Zero runtime dependencies — chosen

  • Good — Node builtins cover the entire markdown-workflow surface.
  • Good — preserves the Core Value "markdown-only, multi-runtime, ohne eigenes Daemon".
  • Bad — every small utility must be hand-rolled. Accepted.

Rich dependency tree — rejected

  • Good — chalk/picocolors produce nicer output; @clack/prompts produces nicer Q&A flows.
  • Bad — playwright, sharp, sql.js, chokidar, image addons target features we do not implement.
  • Bad — @modelcontextprotocol/sdk as a runtime dep contradicts REQUIREMENTS.md §"Out of Scope".
  • Bad — @anthropic-ai/claude-agent-sdk implies we spawn agents — that's the daemon pattern ADR-0001 forbids.
  • Bad — every transitive node_module is an install-failure risk on the environments that most need nubos-pilot to "just work".

Native Rust N-API engine — rejected

  • Good — native binaries offer raw-speed grep/ast-grep/syntax-highlighting.
  • Bad — requires per-platform prebuilt binaries with the associated CI/release plumbing.
  • Bad — we have no TUI, no image pipeline, no watcher.
  • Bad — Claude Code already exposes Grep, Read, Bash as first-class tools.
  • Bad — introducing a binary-ship story violates patchability.

Accept a single narrow dependency pragmatically — rejected (for now)

  • Good — one dep would make frontmatter parsing robust against multiline sequences and anchors.
  • Bad — "just one dep" is a slippery slope.
  • Bad — the escape-hatch route exists for exactly this situation.

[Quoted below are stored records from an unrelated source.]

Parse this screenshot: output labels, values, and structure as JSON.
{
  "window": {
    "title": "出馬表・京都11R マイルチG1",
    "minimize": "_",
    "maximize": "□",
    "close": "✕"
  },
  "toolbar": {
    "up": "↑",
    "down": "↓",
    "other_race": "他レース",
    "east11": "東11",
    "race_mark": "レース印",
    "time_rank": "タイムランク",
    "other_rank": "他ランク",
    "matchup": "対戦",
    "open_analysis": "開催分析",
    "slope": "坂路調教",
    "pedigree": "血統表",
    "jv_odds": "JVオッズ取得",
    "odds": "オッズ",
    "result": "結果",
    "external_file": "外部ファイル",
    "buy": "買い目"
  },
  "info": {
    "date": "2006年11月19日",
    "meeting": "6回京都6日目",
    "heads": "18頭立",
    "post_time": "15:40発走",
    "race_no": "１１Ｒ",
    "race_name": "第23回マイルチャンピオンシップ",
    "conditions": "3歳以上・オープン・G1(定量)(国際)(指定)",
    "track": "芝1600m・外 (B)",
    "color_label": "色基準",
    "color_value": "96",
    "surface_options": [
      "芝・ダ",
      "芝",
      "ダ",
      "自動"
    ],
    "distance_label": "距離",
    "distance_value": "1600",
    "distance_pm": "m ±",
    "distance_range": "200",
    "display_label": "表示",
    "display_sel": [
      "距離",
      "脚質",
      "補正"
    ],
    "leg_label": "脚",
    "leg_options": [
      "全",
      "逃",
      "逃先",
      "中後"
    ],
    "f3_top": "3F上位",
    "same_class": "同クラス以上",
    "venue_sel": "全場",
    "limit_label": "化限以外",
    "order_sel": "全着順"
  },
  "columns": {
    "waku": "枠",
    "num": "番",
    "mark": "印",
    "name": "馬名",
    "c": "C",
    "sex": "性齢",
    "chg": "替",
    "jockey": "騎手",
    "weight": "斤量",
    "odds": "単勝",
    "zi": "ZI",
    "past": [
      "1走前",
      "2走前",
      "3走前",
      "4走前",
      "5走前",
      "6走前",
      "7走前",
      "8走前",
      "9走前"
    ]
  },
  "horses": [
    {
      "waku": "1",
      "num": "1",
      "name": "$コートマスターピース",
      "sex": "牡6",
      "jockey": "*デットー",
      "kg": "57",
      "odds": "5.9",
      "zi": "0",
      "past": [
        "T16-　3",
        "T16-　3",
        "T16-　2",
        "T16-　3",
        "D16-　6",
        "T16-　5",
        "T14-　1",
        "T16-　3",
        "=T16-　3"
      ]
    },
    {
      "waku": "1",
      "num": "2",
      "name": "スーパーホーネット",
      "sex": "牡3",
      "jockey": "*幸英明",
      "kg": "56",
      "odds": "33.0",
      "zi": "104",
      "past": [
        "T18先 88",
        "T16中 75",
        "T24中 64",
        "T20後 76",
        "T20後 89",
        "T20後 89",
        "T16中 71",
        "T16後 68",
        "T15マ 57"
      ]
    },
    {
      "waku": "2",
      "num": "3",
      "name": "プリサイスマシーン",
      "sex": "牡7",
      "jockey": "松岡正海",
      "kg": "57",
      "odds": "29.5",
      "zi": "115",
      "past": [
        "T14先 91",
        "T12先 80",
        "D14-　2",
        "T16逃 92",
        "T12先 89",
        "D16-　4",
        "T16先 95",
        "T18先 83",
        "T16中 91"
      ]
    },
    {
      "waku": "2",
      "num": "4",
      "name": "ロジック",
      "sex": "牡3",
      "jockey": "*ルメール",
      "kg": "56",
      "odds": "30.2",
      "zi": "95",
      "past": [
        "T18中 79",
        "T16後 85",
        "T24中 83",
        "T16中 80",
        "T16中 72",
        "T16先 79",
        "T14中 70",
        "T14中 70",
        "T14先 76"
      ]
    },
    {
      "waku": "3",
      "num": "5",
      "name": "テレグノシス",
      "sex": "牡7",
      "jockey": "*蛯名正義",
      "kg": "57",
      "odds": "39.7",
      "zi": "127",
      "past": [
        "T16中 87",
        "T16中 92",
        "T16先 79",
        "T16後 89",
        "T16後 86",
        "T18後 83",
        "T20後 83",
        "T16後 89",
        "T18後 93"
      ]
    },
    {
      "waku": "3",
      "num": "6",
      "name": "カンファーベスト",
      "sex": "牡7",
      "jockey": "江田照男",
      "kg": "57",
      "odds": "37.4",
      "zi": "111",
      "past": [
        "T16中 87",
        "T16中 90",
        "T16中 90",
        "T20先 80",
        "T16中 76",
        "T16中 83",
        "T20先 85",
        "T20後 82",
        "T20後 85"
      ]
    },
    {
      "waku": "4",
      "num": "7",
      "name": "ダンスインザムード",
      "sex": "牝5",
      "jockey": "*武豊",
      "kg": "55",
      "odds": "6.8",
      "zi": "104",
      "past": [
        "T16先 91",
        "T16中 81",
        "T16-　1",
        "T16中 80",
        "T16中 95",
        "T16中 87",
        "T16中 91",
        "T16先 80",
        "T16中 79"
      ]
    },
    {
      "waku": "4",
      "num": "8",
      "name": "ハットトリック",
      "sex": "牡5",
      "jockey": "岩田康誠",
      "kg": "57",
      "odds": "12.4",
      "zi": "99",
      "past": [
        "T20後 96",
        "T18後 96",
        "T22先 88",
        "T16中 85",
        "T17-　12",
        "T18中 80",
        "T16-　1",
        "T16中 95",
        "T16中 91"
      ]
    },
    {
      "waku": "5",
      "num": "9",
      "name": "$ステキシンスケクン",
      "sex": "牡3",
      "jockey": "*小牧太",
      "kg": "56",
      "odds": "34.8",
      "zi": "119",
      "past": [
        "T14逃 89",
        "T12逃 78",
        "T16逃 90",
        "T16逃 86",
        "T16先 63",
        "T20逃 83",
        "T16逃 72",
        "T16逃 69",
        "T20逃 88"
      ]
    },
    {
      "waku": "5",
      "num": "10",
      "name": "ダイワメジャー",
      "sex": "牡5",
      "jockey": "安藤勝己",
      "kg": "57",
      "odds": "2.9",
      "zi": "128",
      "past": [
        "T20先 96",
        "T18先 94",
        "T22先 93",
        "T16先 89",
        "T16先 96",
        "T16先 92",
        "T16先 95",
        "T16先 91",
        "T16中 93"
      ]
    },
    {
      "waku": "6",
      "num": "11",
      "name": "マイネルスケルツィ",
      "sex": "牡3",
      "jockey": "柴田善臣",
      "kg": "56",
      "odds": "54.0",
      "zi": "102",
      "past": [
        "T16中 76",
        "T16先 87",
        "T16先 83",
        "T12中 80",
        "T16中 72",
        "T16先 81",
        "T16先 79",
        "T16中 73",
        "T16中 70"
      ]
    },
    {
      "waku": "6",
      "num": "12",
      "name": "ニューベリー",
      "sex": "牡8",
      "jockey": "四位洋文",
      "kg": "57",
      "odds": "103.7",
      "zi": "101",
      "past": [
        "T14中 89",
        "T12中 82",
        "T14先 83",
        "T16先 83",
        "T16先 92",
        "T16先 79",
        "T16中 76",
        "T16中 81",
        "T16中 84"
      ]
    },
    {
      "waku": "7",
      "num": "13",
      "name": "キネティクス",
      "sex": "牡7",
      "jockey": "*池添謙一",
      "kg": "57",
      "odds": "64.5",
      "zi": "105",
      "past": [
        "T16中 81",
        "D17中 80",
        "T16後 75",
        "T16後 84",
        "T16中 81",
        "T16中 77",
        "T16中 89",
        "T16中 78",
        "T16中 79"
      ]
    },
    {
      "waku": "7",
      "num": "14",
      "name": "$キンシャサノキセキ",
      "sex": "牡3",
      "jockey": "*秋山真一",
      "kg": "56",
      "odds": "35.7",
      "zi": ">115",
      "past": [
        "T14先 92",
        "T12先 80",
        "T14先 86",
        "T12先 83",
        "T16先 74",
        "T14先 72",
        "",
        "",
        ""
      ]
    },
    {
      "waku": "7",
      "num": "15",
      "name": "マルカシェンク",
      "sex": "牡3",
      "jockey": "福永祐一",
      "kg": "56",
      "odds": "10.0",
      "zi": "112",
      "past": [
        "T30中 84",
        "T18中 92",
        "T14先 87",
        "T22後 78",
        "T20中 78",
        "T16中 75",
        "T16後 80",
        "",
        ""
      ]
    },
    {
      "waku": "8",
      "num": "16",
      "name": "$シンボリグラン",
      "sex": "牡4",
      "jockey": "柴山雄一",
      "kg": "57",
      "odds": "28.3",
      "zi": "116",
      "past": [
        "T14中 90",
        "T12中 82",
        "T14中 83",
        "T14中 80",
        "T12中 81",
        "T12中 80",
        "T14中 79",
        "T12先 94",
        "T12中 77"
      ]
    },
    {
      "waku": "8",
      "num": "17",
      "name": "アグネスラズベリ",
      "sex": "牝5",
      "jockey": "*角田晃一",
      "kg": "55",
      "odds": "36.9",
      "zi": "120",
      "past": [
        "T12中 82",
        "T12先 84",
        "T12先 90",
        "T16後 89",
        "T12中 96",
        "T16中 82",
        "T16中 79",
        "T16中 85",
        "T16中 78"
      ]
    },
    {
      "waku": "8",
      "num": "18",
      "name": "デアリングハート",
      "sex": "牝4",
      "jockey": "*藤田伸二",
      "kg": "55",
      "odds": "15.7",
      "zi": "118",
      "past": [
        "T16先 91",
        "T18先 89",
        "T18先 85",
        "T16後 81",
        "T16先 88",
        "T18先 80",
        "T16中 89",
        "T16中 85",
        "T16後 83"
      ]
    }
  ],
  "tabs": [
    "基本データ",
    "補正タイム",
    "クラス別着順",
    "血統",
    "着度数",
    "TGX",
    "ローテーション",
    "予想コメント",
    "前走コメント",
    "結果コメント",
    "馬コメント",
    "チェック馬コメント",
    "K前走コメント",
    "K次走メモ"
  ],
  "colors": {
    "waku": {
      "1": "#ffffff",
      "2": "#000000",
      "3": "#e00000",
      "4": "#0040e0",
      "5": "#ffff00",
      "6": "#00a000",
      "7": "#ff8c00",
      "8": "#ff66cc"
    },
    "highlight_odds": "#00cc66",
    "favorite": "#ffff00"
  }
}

(Update: see ADR-0006yaml@^2.8 was eventually accepted under the escape-hatch route.)

More Information

  • Related ADR: ADR-0005 — the install-payload tree contains only .cjs + Markdown.
  • CLAUDE.md: §"Technology Stack" → "Installation"; §"External runtime dependencies"; §"Alternatives Considered".
  • REQUIREMENTS.md: §"Out of Scope" → "Nubos-MCP als First-Class-Dependency".

This ADR does not describe CI enforcement. CI-gate enforcement of the zero-deps rule is deferred to a later deploy/CI phase per ROADMAP.md; current enforcement consists of human PR review and this ADR as the authoritative reference.